The solution is separated from the solid phase (washed extrudate) by centrifugal decantation at room temperature. Two streams are thus obtained: the solid with a dry matter (DM) content of 15% and a liquid solution (S) with a DM content of 3%.

The degree of extraction of the ferulic acid contained in the liquid solution (S), measured by HPLC, is equivalent to at least 80% of the ferulic acid content present in the corn bran.
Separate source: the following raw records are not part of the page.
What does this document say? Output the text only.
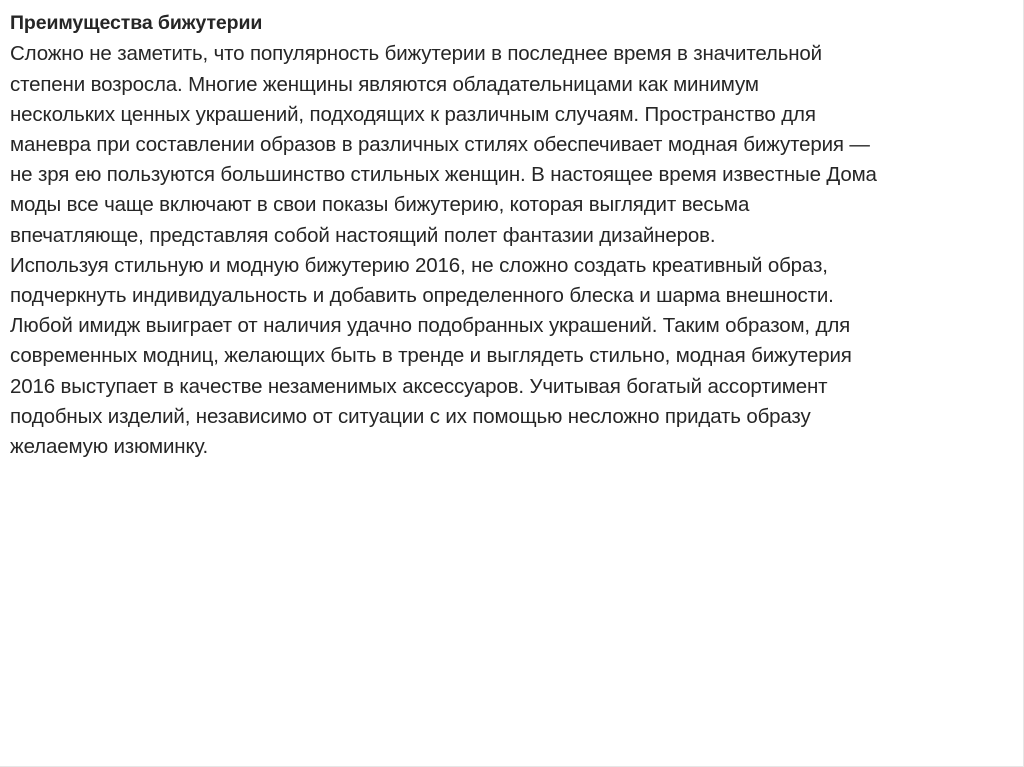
Преимущества бижутерии

Сложно не заметить, что популярность бижутерии в последнее время в значительной
степени возросла. Многие женщины являются обладательницами как минимум
нескольких ценных украшений, подходящих к различным случаям. Пространство для
маневра при составлении образов в различных стилях обеспечивает модная бижутерия —
не зря ею пользуются большинство стильных женщин. В настоящее время известные Дома
моды все чаще включают в свои показы бижутерию, которая выглядит весьма
впечатляюще, представляя собой настоящий полет фантазии дизайнеров.

Используя стильную и модную бижутерию 2016, не сложно создать креативный образ,
подчеркнуть индивидуальность и добавить определенного блеска и шарма внешности.
Любой имидж выиграет от наличия удачно подобранных украшений. Таким образом, для
современных модниц, желающих быть в тренде и выглядеть стильно, модная бижутерия
2016 выступает в качестве незаменимых аксессуаров. Учитывая богатый ассортимент
подобных изделий, независимо от ситуации с их помощью несложно придать образу
желаемую изюминку.
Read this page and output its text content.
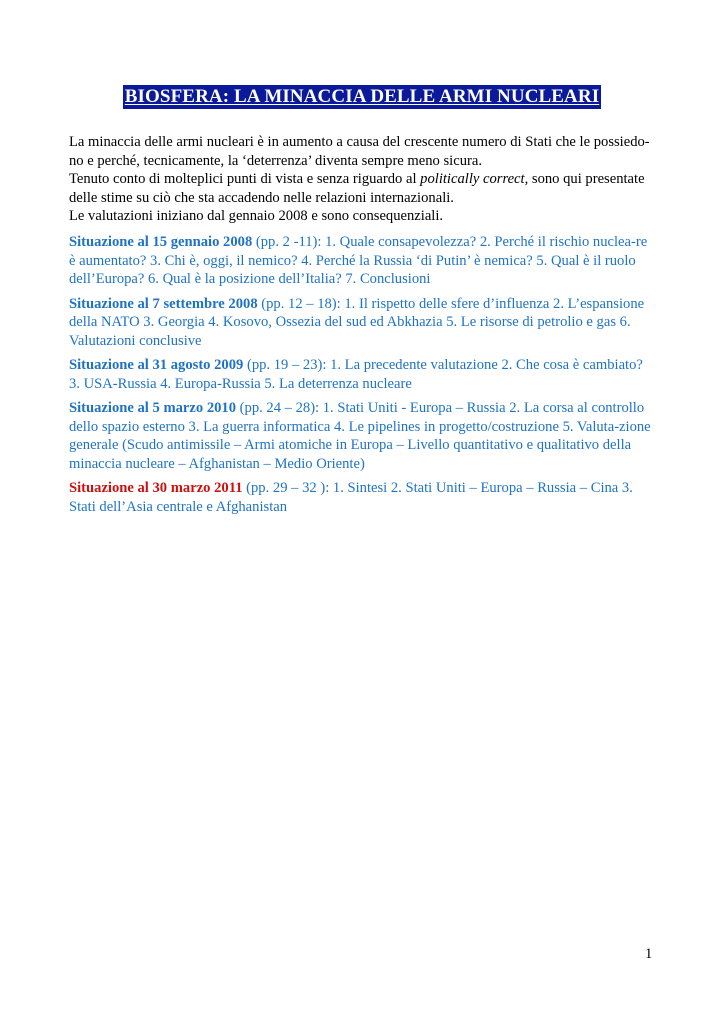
BIOSFERA: LA MINACCIA DELLE ARMI NUCLEARI

La minaccia delle armi nucleari è in aumento a causa del crescente numero di Stati che le possiedo-

no e perché, tecnicamente, la ‘deterrenza’ diventa sempre meno sicura.

Tenuto conto di molteplici punti di vista e senza riguardo al politically correct, sono qui presentate

delle stime su ciò che sta accadendo nelle relazioni internazionali.

Le valutazioni iniziano dal gennaio 2008 e sono consequenziali.

Situazione al 15 gennaio 2008 (pp. 2 -11): 1. Quale consapevolezza? 2. Perché il rischio nuclea-re è aumentato? 3. Chi è, oggi, il nemico? 4. Perché la Russia ‘di Putin’ è nemica? 5. Qual è il ruolo dell’Europa? 6. Qual è la posizione dell’Italia? 7. Conclusioni
Situazione al 7 settembre 2008 (pp. 12 – 18): 1. Il rispetto delle sfere d’influenza 2. L’espansione della NATO 3. Georgia 4. Kosovo, Ossezia del sud ed Abkhazia 5. Le risorse di petrolio e gas 6. Valutazioni conclusive
Situazione al 31 agosto 2009 (pp. 19 – 23): 1. La precedente valutazione 2. Che cosa è cambiato? 3. USA-Russia 4. Europa-Russia 5. La deterrenza nucleare
Situazione al 5 marzo 2010 (pp. 24 – 28): 1. Stati Uniti - Europa – Russia 2. La corsa al controllo dello spazio esterno 3. La guerra informatica 4. Le pipelines in progetto/costruzione 5. Valuta-zione generale (Scudo antimissile – Armi atomiche in Europa – Livello quantitativo e qualitativo della minaccia nucleare – Afghanistan – Medio Oriente)
Situazione al 30 marzo 2011 (pp. 29 – 32 ): 1. Sintesi 2. Stati Uniti – Europa – Russia – Cina 3. Stati dell’Asia centrale e Afghanistan
1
Step c1): Acidification/Filtration of the Solution

The resulting solution is acidified by adding sulfuric acid to pH 2-3, so as to promote the subsequent adsorption of ferulic acid. The solution is clarified by filtration on a cartridge or centrifugation of the solution before proceeding to the adsorption step.
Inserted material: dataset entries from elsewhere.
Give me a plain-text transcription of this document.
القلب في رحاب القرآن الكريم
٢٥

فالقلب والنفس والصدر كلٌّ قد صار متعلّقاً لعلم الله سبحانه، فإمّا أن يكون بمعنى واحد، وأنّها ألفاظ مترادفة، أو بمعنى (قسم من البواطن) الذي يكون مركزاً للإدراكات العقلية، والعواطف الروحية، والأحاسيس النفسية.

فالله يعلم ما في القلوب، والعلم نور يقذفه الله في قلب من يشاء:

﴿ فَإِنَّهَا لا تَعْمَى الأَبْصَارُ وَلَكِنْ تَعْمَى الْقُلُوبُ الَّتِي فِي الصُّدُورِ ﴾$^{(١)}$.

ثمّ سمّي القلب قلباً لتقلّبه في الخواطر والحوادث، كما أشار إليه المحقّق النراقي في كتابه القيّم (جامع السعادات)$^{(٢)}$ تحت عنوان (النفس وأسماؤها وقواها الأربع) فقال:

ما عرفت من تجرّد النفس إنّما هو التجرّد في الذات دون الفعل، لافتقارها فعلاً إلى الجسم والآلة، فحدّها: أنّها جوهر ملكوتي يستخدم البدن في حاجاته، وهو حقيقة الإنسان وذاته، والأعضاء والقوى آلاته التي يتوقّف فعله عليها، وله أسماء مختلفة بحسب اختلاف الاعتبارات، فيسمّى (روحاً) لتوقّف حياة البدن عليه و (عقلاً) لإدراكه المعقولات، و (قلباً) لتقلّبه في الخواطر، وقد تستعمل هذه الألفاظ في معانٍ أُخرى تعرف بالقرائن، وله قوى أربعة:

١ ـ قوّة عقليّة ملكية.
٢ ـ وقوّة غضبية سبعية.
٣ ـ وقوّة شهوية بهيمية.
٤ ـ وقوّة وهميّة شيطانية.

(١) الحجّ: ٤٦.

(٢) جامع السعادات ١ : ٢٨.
Step c2), c3): Isolation/Purification of Ferulic Acid

The ferulic acid present in the acidified solution obtained in step c1) is adsorbed on XAD 16-type polystyrene divinylbenzene adsorbent resin. Desorption is performed with ethyl acetate.

Crystallization is performed to obtain ferulic acid in a purity of greater than 80%.

Example 2: Extraction of Ferulic Acid from Oat Hull
Step a): The Extrusion Conditions are Collated in the Table Below.

TABLE 2

Extruder model
Leistritz ZSE 18 60D

Base
NaOH (2N)

Ratio
50% by weight of biomass/base

NaOH/biomass mass ratio
0.09

(relative to the dry base)

Total flow rate
2
kg/h

Rotation speed
200 revolutions per minute (rpm)

Temperature
60°
C.

Typical profile
1 feed zone

3 blending zones

Outlet via convergent

Step b): Extrudate Repulping in Aqueous Solution

The extrudate obtained in step a) (raw extrudate) is dissolved in water in a standard perfectly stirred reactor (SPSR) at a dilution rate of 10 (washing ratio=9) for 3 h with stirring at room temperature.

The solution is separated from the solid phase (washed extrudate) by centrifugation or dewatering to allow a washed extrudate and a liquid solution (S) to be obtained.

The degree of extraction of the ferulic acid contained in the liquid solution (S) measured by HPLC is equivalent to at least 70% of the ferulic acid content present in the oat hull.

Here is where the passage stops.